Daniel Santiago Salguero is a Colombian artist whose work spans various media, including performance art and photography. He earned his B.F.A. in Audio-Visual Media and Photography in 2006 from Politécnico Grancolombiano in Bogotá. He completed an M.A. in Performance Art (Artes Vivas) at Universidad Nacional de Colombia in 2014. Salguero’s art has been exhibited at notable venues such as the Jewish Museum in New York City and the 9th Mercosur Biennale in Brazil.
Daniel has also contributed to innovative projects like “About the Error,” a curatorial research initiative on contemporary Colombian art and literature.
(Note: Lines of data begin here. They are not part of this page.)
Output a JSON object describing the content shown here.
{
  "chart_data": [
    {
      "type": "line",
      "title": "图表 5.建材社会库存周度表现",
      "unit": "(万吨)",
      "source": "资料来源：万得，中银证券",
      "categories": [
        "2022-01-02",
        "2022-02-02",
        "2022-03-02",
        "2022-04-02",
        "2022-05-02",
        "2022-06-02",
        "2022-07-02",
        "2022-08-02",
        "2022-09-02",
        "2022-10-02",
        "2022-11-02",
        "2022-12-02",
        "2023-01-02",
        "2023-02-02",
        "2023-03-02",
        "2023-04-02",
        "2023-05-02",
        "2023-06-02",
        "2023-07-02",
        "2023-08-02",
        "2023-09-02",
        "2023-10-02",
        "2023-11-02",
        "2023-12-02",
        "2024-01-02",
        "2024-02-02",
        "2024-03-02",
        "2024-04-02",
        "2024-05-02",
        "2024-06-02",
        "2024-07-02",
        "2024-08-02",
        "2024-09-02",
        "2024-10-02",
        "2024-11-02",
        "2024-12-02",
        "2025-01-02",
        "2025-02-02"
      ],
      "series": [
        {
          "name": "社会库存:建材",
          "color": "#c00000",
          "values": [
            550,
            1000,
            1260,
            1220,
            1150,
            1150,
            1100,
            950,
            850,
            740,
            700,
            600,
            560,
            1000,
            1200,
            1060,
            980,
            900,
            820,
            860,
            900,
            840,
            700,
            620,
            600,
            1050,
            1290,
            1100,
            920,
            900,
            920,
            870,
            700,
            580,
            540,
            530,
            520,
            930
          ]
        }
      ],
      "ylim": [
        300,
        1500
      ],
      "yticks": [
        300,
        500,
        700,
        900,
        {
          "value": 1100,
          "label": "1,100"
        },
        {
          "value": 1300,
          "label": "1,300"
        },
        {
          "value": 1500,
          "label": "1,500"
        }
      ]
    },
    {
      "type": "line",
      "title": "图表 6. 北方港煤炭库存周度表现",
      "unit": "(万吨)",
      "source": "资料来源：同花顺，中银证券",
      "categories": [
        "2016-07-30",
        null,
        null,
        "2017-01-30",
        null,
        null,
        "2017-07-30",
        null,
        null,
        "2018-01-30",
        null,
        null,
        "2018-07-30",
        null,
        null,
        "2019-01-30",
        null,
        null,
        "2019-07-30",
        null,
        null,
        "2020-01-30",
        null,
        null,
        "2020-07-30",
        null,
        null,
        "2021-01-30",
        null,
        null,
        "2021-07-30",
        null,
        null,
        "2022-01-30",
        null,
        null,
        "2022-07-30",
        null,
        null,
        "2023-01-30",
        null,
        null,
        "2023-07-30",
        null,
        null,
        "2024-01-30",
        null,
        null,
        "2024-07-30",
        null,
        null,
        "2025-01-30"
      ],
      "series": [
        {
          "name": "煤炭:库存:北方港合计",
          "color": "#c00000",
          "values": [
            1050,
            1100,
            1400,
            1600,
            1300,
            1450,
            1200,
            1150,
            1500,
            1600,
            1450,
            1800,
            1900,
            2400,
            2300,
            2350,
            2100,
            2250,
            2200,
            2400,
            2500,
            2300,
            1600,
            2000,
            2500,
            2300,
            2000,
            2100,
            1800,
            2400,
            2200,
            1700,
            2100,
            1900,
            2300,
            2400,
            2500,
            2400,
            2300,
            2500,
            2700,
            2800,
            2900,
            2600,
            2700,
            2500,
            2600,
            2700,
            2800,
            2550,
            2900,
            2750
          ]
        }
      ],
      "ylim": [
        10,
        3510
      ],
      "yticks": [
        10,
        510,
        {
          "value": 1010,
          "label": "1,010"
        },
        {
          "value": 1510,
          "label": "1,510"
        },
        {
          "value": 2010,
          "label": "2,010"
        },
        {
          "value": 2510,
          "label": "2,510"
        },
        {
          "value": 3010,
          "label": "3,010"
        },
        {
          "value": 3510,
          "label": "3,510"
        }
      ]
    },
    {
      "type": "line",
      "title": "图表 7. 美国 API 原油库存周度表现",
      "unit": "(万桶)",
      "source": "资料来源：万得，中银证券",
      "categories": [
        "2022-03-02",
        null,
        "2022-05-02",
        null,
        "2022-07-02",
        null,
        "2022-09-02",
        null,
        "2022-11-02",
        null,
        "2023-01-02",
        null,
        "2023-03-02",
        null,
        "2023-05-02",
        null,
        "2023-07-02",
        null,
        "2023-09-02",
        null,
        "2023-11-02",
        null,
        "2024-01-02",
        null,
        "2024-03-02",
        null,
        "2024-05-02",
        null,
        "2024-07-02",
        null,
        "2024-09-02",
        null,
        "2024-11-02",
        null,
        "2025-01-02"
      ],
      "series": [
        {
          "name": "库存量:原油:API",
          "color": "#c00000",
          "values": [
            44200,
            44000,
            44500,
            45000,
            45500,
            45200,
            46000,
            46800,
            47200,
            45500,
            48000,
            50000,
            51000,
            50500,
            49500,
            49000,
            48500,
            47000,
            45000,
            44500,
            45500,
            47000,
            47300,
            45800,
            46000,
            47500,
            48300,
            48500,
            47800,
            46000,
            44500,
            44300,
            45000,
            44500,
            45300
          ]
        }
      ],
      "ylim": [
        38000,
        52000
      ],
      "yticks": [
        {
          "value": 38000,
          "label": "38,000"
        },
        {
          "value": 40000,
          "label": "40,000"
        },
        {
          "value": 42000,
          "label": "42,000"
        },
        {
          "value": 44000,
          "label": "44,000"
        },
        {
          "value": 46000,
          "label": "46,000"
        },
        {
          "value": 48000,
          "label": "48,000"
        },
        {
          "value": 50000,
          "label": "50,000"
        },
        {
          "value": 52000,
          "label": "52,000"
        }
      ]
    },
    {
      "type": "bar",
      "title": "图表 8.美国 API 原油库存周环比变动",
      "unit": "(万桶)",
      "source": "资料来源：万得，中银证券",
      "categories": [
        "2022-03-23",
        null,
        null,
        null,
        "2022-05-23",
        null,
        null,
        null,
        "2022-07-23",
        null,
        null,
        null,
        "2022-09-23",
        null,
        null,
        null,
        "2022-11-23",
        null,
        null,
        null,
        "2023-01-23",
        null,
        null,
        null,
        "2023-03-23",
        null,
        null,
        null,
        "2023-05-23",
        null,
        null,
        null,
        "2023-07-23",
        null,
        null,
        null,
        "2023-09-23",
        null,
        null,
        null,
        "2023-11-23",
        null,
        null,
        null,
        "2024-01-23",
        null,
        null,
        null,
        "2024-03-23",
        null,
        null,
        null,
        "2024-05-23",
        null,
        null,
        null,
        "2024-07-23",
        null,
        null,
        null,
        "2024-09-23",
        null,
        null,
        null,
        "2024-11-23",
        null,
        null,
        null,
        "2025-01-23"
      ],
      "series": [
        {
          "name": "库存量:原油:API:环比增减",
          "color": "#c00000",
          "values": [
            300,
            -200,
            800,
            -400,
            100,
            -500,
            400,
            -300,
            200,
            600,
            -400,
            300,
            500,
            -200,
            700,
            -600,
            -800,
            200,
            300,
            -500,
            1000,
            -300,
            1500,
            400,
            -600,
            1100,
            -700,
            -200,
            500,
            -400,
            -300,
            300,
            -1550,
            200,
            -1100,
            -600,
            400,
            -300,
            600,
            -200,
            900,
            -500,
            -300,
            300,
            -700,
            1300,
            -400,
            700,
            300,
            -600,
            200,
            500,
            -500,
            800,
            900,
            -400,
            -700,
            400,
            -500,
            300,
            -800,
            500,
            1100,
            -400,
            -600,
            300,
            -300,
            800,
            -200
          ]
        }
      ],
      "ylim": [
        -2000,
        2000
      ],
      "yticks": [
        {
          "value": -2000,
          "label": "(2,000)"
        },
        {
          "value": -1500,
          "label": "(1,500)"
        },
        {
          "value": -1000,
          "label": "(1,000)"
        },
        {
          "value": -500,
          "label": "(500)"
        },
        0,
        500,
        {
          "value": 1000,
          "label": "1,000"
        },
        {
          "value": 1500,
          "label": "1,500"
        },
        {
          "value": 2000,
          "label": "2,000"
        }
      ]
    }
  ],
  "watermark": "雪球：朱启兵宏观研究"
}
This project was showcased in multiple cities and culminated in a meticulously crafted book featuring specially commissioned posters and texts. He engaged in a significant two-year collaboration with a Dutch artist, exploring photography’s role in shaping historical memory. In 2016, he participated in Proximidades/Distancias, Prácticas escénicas contemporáneas en España y Latinoamérica at NYU, where he presented his theater-performance piece, Fuentes-Puentes. His 2018 residency at Flora Ars + Natura Art residency, supported by a grant, led to the development of several projects, including Luciérnagas. This six-month workshop provided a free, publicly accessible program for HIV-positive individuals interested in research and social art practice, reflecting Salguero’s commitment to merging conceptual theory with performance and political issues.
Daniel’s art frequently addresses health rights and LGBTQI+ issues, areas he has openly engaged with since the early stages of his career. Currently based in Bogotá, he has been leading the photography courses at El Bosque University’s Fine Arts program since 2023. As a father of two, Salguero incorporates his experiences as a gay father into his artistic practice, documenting and archiving his journey’s personal and social aspects.
For more information about his work, visit here.
Spoken Portrait Column
In this series of interviews, Daniel Santiago Salguero goes beyond capturing visual portraits to focus on creating meaningful encounters with other artists. The column delves into how artists narrate themselves, questioning the often-passive role they play in their own stories, where others are the ones who interpret and define them. In a contemporary world filled with tools for self-narration and self-representation, Daniel Santiago Salguero proposes an innovative approach: a horizontal dialogue. This conversation, framed from a gender perspective, not only reveals the voices of the interviewed artists but also offers an intimate and enriching view of their identities and creative processes, connecting the personal with the collective and the social structure.